Parece que la Reserva Federal y el gobierno de los Estados Unidos mantuvieron muy bajo el precio del dinero. Por ello, se animaron los bancos a dar créditos, incluso con escasa o nula posibilidad de recuperarlos: ¡Subprime de allí y de aquí! La solución no parece que sea entregar más dinero, con poco control ni criterio por parte de los gobiernos y de buena parte de la clase política, incluso, a las mismas instituciones quebradas que lo “malbarataron”.
¿El proteccionismo nos puede ayudar a salir de la crisis? Muchos piensan que sí, pero para la mayoría, sería peor. El proteccionismo aumenta el control del poder político sobre la sociedad, debilitando su autonomía, a cambio de una protección económica.
¿Por qué no reacciona el mercado ante los planes de los gobiernos? Es normal si no se cuantifica el agujero financiero, premisa clave para recuperar la confianza. Todos los nuevos keynesianos suelen ser intervencionistas, como casi todos los políticos, al margen de su color. El intervencionismo da más poder al poder y resta poder al ciudadano. Es bueno recordar que la libertad individual y la libertad de mercado o se aúpan, o se mal pierden juntas.
¿Funcionaron las instituciones que tenían que velar por la libertad del mercado? Todo indica que no han funcionado, ya que no han controlado las irregularidades y las consecuencias las estamos pagando los que no tuvimos nada que ver. Ahora, incluso, a ciertos responsables de los desaguisados, se les asiste con el maná financiero del papá estado. ¡Este intervencionismo, no parece justo! Habría que ser más duro con los responsables, y aplicarles la ley.
¿Fue positiva la pasada cumbre del G-20 en Londres? La euforia fue una mezcla de triunfalismo y cursilería fotogénica, que me recordó a los saraos de las revistas del corazón. Los medios españoles de todo signo celebraron el encuentro como la solución a los males económicos. Así, los líderes del G-20 aprobaron un gasto de un billón de dólares, para no se sabe muy bien qué, ni se sabe muy bien cómo. ¡Celebrémoslo! ¡Obama, en cuerpo presente, se ha reunido con Zapatero!
¿Cómo se pretende solucionar una crisis que se originó por un exceso del crédito y un endeudamiento desproporcionado con una mayor deuda, de momento, de un billón de dólares, añadidos a los nueve billones de dólares, ya comprometidos en Estados Unidos , más los tres billones de euros comprometidos por los europeos? Menos mal que el Banco Central Europeo parece que no está tan de acuerdo. ¿Será suficiente esta inyección masiva de liquidez para restablecer la confianza de los agentes económicos? La experiencia de Japón en los últimos 20 años apunta lo contrario, con tipos de interés casi nulos y deflación. El neokeinesiano premio Nobel Stiglitz dice que no es suficiente, que se necesita más gasto público. Sálvese quien pueda.
¿Quién pagará esas desorbitadas cifras millonarias? Está claro que los ciudadanos, quizás no con deuda pública, pues será difícil que alguien la financie. Lo más probable es que se impriman billetes, como han hecho en Estados Unidos y Gran Bretaña. El dinero perderá valor y todos seremos más pobres. Cuando los ciudadanos sean conscientes, no encontrarán motivo para el aplauso.

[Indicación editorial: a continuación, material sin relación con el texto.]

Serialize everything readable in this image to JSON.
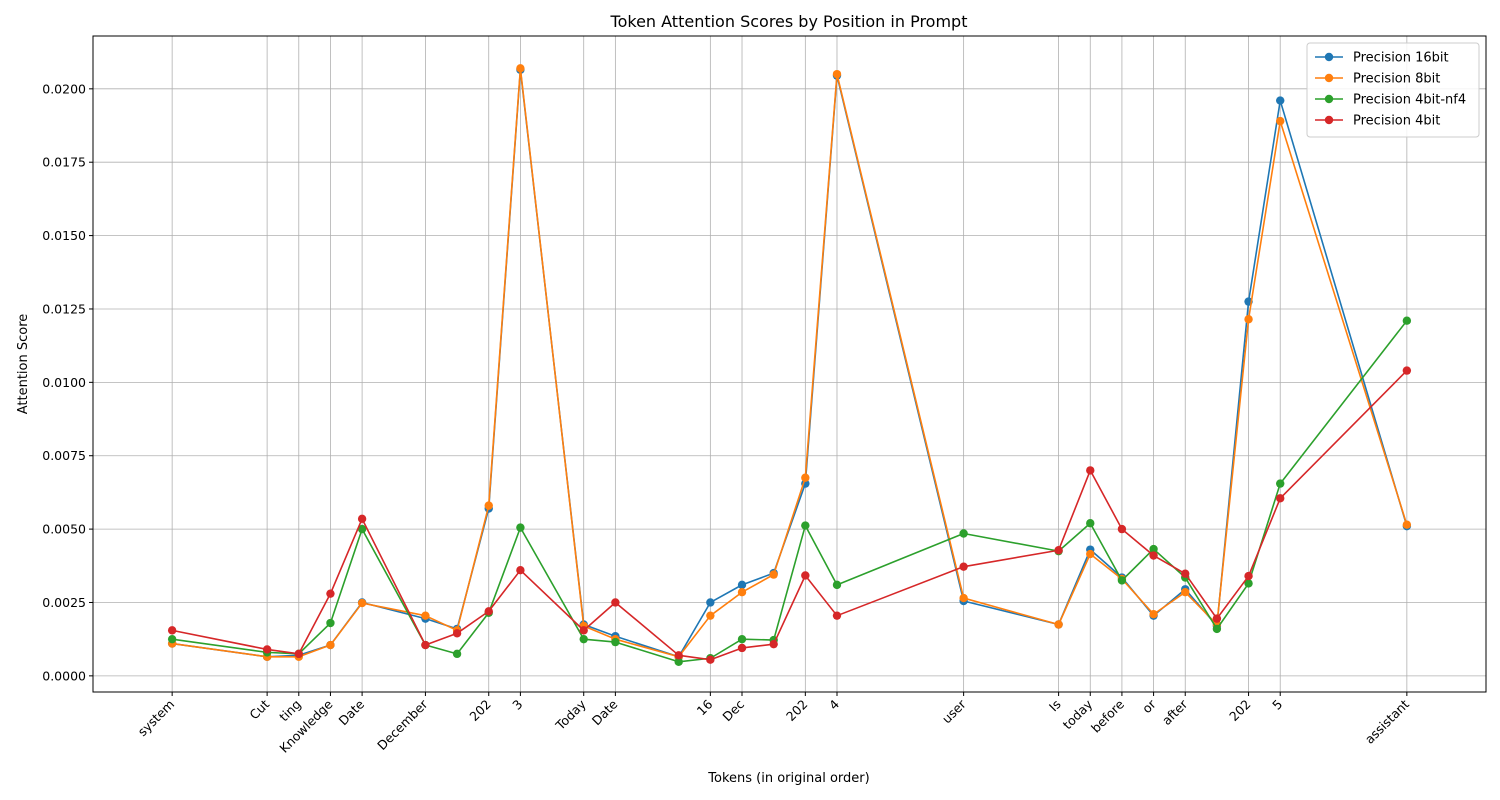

¿Necesitamos mayor regulación y supervisión de los mercados financieros? Los mercados financieros, líquidos, transparentes y sin barreras de acceso, han funcionado, han permitido una asignación eficiente de recursos y han creado mucha riqueza. Los mercados precisan una regulación, por supuesto, pero esa regulación no puede perjudicar la libertad de mercado, porque dañarían los mecanismos de formación de precios, produciendo una mayor desconfianza.
¿Cuál de las dos alternativas tiene razón? ¿La keinesiana, que apuesta por un papel más importante del Estado, de mayor intervención, de reinventar el capitalismo, apoyando el gasto público a tope, con lo que funcionarios y políticos salen fortalecidos, con más poder y recursos, a costa de consumidores y agentes? ¿O la liberal, que intentará no devaluar los recursos, ni auxiliar con tanto dinero, sino incentivar la inversión, procurando que el Estado no crezca, ni intervenga tanto -diferencia clara entre Estados Unidos y Europa-? A mí me convence la segunda, la liberal, pero me temo que los vientos soplan neokeinesianos. En definitiva, no hay necesidad de cambio de modelo, exijamos que funcionen los mecanismo de control.